More detailed information would help the National Science Foundation (NSF) and others supporting doctoral education in computing to detect specific supply shortfalls and tailor appropriate interventions to mitigate them.
Recommendation 2: The National Science Foundation should, in collaboration with other federal statistical agencies and the Computing Research Association, collect additional data to better measure supply and demand for doctoral degrees in computing and provide the information needed to tailor future interventions.
Recommendation 2-1: The National Science Foundation should collaborate with other federal statistical agencies and the Computing Research Association to identify and collect additional data on the supply of doctoral degrees in computing.
Data are not currently being collected in aggregate to reflect whether there is a retention problem within computing doctoral programs, either compared to other fields or to past retention trends, and the committee heard no briefings to this effect. Additionally, more information is needed to assess the in-flow and out-flow of doctoral applicants and recipients, especially for domestic students. Data to collect would include the following: (1) number of applicants (preferably distinct—which would require a trusted third party to cross-link by name or unique identifier) to doctoral programs in computing each year, (2) number of students admitted to doctoral programs in computing each year, (3) number of years to complete doctoral studies, and (4) completion and attrition rates for doctoral programs. The CRA Taulbee Survey (2023) has recently added questions that address the first two data points suggested, but longitudinal data are needed to assess the trends in applications and admissions and allow for appropriately tailored interventions in the future.

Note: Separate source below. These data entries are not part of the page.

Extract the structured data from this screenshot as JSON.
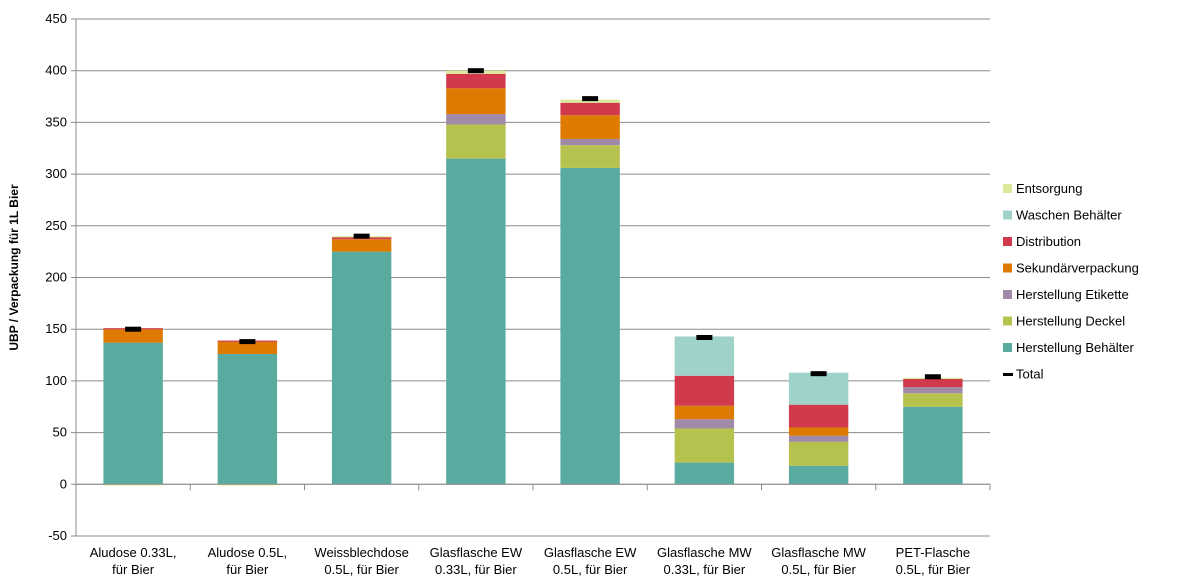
{
  "chart_data": {
    "type": "bar",
    "stacked": true,
    "ylabel": "UBP / Verpackung für 1L Bier",
    "ylim": [
      -50,
      450
    ],
    "y_ticks": [
      -50,
      0,
      50,
      100,
      150,
      200,
      250,
      300,
      350,
      400,
      450
    ],
    "grid": true,
    "legend_position": "right",
    "categories": [
      [
        "Aludose 0.33L,",
        "für Bier"
      ],
      [
        "Aludose 0.5L,",
        "für Bier"
      ],
      [
        "Weissblechdose",
        "0.5L, für Bier"
      ],
      [
        "Glasflasche EW",
        "0.33L, für Bier"
      ],
      [
        "Glasflasche EW",
        "0.5L, für Bier"
      ],
      [
        "Glasflasche MW",
        "0.33L, für Bier"
      ],
      [
        "Glasflasche MW",
        "0.5L, für Bier"
      ],
      [
        "PET-Flasche",
        "0.5L, für Bier"
      ]
    ],
    "series": [
      {
        "name": "Herstellung Behälter",
        "color": "#5aab9f",
        "values": [
          137,
          126,
          225,
          315,
          306,
          21,
          18,
          75
        ]
      },
      {
        "name": "Herstellung Deckel",
        "color": "#b5c24e",
        "values": [
          0,
          0,
          0,
          33,
          22,
          33,
          23,
          13
        ]
      },
      {
        "name": "Herstellung Etikette",
        "color": "#a08aa8",
        "values": [
          0,
          0,
          0,
          10,
          6,
          9,
          6,
          6
        ]
      },
      {
        "name": "Sekundärverpackung",
        "color": "#de7a00",
        "values": [
          13,
          12,
          12,
          25,
          23,
          13,
          8,
          0
        ]
      },
      {
        "name": "Distribution",
        "color": "#d03a4c",
        "values": [
          1,
          1,
          2,
          14,
          12,
          29,
          22,
          8
        ]
      },
      {
        "name": "Waschen Behälter",
        "color": "#9fd3ca",
        "values": [
          0,
          0,
          0,
          0,
          0,
          38,
          31,
          0
        ]
      },
      {
        "name": "Entsorgung",
        "color": "#dde89a",
        "values": [
          -1,
          -1,
          1,
          3,
          3,
          0,
          0,
          1
        ]
      }
    ],
    "total": {
      "name": "Total",
      "color": "#000000",
      "values": [
        150,
        138,
        240,
        400,
        373,
        142,
        107,
        104
      ]
    }
  }
}
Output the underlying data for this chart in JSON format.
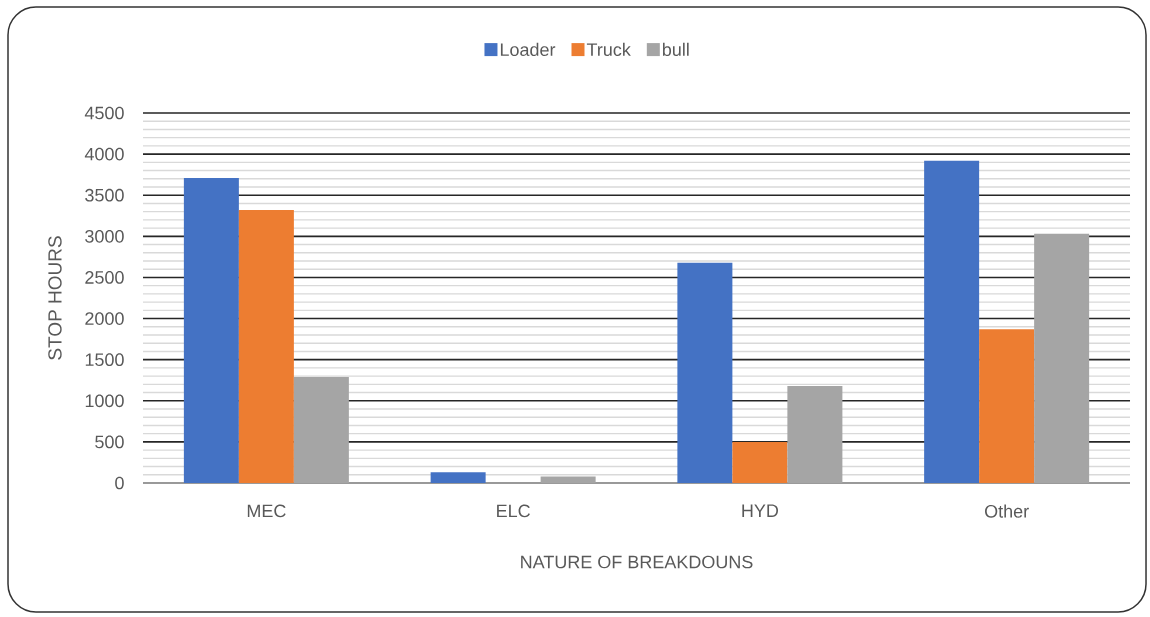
{
  "chart_data": {
    "type": "bar",
    "categories": [
      "MEC",
      "ELC",
      "HYD",
      "Other"
    ],
    "series": [
      {
        "name": "Loader",
        "color": "#4472c4",
        "values": [
          3710,
          130,
          2680,
          3920
        ]
      },
      {
        "name": "Truck",
        "color": "#ed7d31",
        "values": [
          3320,
          0,
          500,
          1870
        ]
      },
      {
        "name": "bull",
        "color": "#a5a5a5",
        "values": [
          1290,
          80,
          1180,
          3030
        ]
      }
    ],
    "xlabel": "NATURE OF BREAKDOUNS",
    "ylabel": "STOP HOURS",
    "ylim": [
      0,
      4500
    ],
    "yticks": [
      0,
      500,
      1000,
      1500,
      2000,
      2500,
      3000,
      3500,
      4000,
      4500
    ],
    "grid": "y",
    "legend": "top"
  }
}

Recommendation 2-2: The National Science Foundation should collaborate with other federal statistical agencies and the Computing Research Association to identify and collect additional data that would allow them to better measure and project academic hiring demand for doctoral degrees in computing at non-doctoral-granting institutions.
Although some data are available on the success of faculty searches and hiring at doctoral-granting institutions, these alone do not show a complete picture of the challenges in meeting demand for faculty, especially those teaching undergraduate courses. Briefers to the committee suggested that it has not been possible to hire the faculty required to meet the enormous demand for teaching computing at various institution types. Data to collect would include faculty hiring data from an expansion of the current CRA Taulbee Survey to non-doctoral-granting institutions; NSF could encourage or require institutions that receive research funding from NSF to participate.
Recommendation 2-3: The National Science Foundation Survey of Earned Doctorates should add a set of questions to track the supply of and demand for PhDs in computing and related fields, disaggregated by subfield.
Differentiating doctoral recipients by research area, interest, capability, and citizenship will help ensure demand is met while avoiding oversupply. Doctoral students are not necessarily interchangeable between subdisciplines or topic areas, students interested in research careers may not be seeking faculty positions at teaching-focused institutions, and not all students may be interested or eligible to pursue national security careers.